Andrew Altschul, CSU professor, author, describes launching novel during pandemic, adapting
The outbreak of COVID-19 in March set the stage for a summer at home for most people, including Andrew Altschul, who had spent the last eight years writing a novel, which he expected to publicize heavily with a tour of in-person reading events.
Instead, it would have to launch to a public sheltering in place.
Altschul is author of The Gringa, published on March 10. He also is a professor and the director of creative writing in the Colorado State University Department of English.
By mid-April, Altschul had spent a month of 14-hour days on his computer trying to “rescue my book from disaster” and learning how to quickly transition his students to online learning mid-semester.
“I was on the road promoting the book when the World Health Organization declared a pandemic,” Altschul said. “Six people came to the reading that night.”
He spent the next four days traveling from reading to reading, only to have them canceled as he arrived, or just before — 15 publicity events for The Gringa, spanning March through May, were scrapped within a week. Along with them, Altschul feared, would be the eight years he spent writing his novel.
“Writers were just seeing efforts to publicize evaporating,” he said. “A lot of us are still worried that these books we’ve spent our lives on are going to vanish.”
A bookstore in Providence, Rhode Island, Twenty Stories, decided to move forward with its scheduled reading from The Gringa on March 13, but they held it live on Instagram, with Altschul and the owners in the store. The digital event garnered more than 250 attendees — a welcome sign that the book might enjoy a broad reach after all.
Making lemonade
“We made lemonade out of lemons and it was fun,” Altschul said. “250 attendance is substantially larger than the biggest reading I’ve ever done.”

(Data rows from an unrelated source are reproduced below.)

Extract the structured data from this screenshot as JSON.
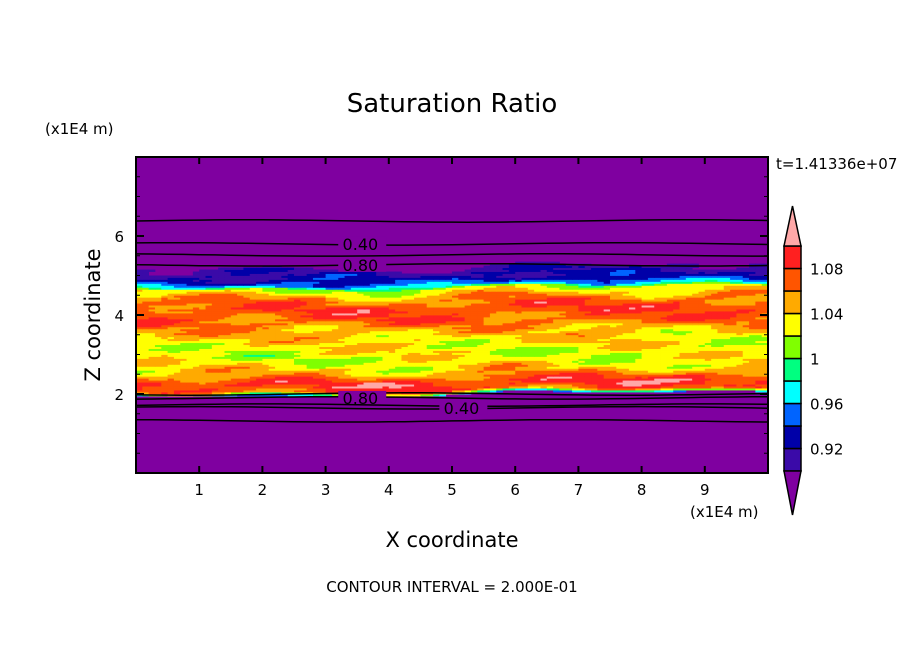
{
  "chart_data": {
    "type": "heatmap",
    "title": "Saturation Ratio",
    "xlabel": "X coordinate",
    "ylabel": "Z coordinate",
    "x_unit": "(x1E4 m)",
    "y_unit": "(x1E4 m)",
    "xlim": [
      0,
      10
    ],
    "ylim": [
      0,
      8
    ],
    "xticks": [
      "1",
      "2",
      "3",
      "4",
      "5",
      "6",
      "7",
      "8",
      "9"
    ],
    "yticks": [
      "2",
      "4",
      "6"
    ],
    "time_label": "t=1.41336e+07",
    "footer": "CONTOUR INTERVAL = 2.000E-01",
    "contour_lines": [
      {
        "z": 6.38,
        "label": ""
      },
      {
        "z": 5.8,
        "label": "0.40"
      },
      {
        "z": 5.52,
        "label": ""
      },
      {
        "z": 5.27,
        "label": "0.80"
      },
      {
        "z": 2.0,
        "label": ""
      },
      {
        "z": 1.9,
        "label": "0.80"
      },
      {
        "z": 1.72,
        "label": ""
      },
      {
        "z": 1.65,
        "label": "0.40"
      },
      {
        "z": 1.32,
        "label": ""
      }
    ],
    "saturated_layer_z": [
      2.0,
      4.75
    ],
    "profile": [
      [
        2.0,
        0.95
      ],
      [
        2.1,
        1.07
      ],
      [
        2.3,
        1.09
      ],
      [
        2.6,
        1.04
      ],
      [
        3.0,
        1.025
      ],
      [
        3.5,
        1.04
      ],
      [
        3.9,
        1.07
      ],
      [
        4.2,
        1.08
      ],
      [
        4.5,
        1.05
      ],
      [
        4.7,
        1.02
      ],
      [
        4.75,
        0.97
      ],
      [
        4.9,
        0.93
      ],
      [
        5.2,
        0.91
      ],
      [
        5.3,
        0.85
      ]
    ],
    "colorbar": {
      "levels": [
        0.9,
        0.92,
        0.94,
        0.96,
        0.98,
        1.0,
        1.02,
        1.04,
        1.06,
        1.08,
        1.1
      ],
      "labels": [
        "0.92",
        "0.96",
        "1",
        "1.04",
        "1.08"
      ],
      "label_values": [
        0.92,
        0.96,
        1.0,
        1.04,
        1.08
      ],
      "under_color": "#7f00a0",
      "over_color": "#ffa8a8",
      "colors": [
        "#3a0aa8",
        "#0000a8",
        "#0064ff",
        "#00ffff",
        "#00ff80",
        "#80ff00",
        "#ffff00",
        "#ffaa00",
        "#ff5500",
        "#ff2020"
      ]
    }
  }
}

Since then, he said, he’s had dozens of online events, as writers and bookstores have banded together to hold digital readings, happy hours and other online opportunities for books to be shared and promoted.
In April, the writer Mary South founded what would become Lockdown Literature — a group of authors publishing books during the pandemic. Altschul was one of the earliest members and has helped to organize and promote fellow writers. The group has grown to more than 90 participant writers, with an Instagram page featuring author videos and a weekly reading series on Facebook Live. Lockdown Lit @ Lunch is hosted by the group’s official bookseller, San Francisco’s The Booksmith.
“It started out really as a support group with an email chain where authors could communicate and commiserate,” Altschul said with a chuckle.
But many of the group’s writers have published to national and international attention, including Altschul. The Gringa so far has garnered reviews from The Times of London, The New York Times, The New York Review of Books and the Los Angeles Times among others.
Community impact
“It’s always hard to know if our digital banding together has spurred all this,” Altschul said, “but as far as a community it’s been hugely successful. At the risk of abusing the metaphor, I think we’ve moved the ball forward, but I don’t know if we’ve spiked it in the endzone just yet.”
Altschul has remained in close contact with many other writers whose books have published during COVID, “all acutely affected. Everything was a giant question mark, and in many situations it still is.”
Whether or not the online model invigorates book popularity long-term, Altschul said, adaptability will continue to be important, and so will community.
“Mostly I’ve been conversing online with other writers and there really has been a heart-warming community among us,” he said. “Writers I knew and ones I didn’t are reaching out to each other in solidarity, with offers for help and exchange of ideas to weather the virus.
“It’s hard to know how to feel about recent rave reviews,” he said. “I sort of whipsaw between feeling flattered and really guilty about caring about something like my own writing career in the face of global pandemic.
“Part of me wants people to read it and part of me thinks it’s absurd to expect that,” he said. “At the same time, it’s a great time to pick up a book.”
For fall 2020, Altschul returned to teach an undergraduate literature survey and a graduate fiction workshop, both face-to-face, observing all the social distancing and safety protocols of the new normal.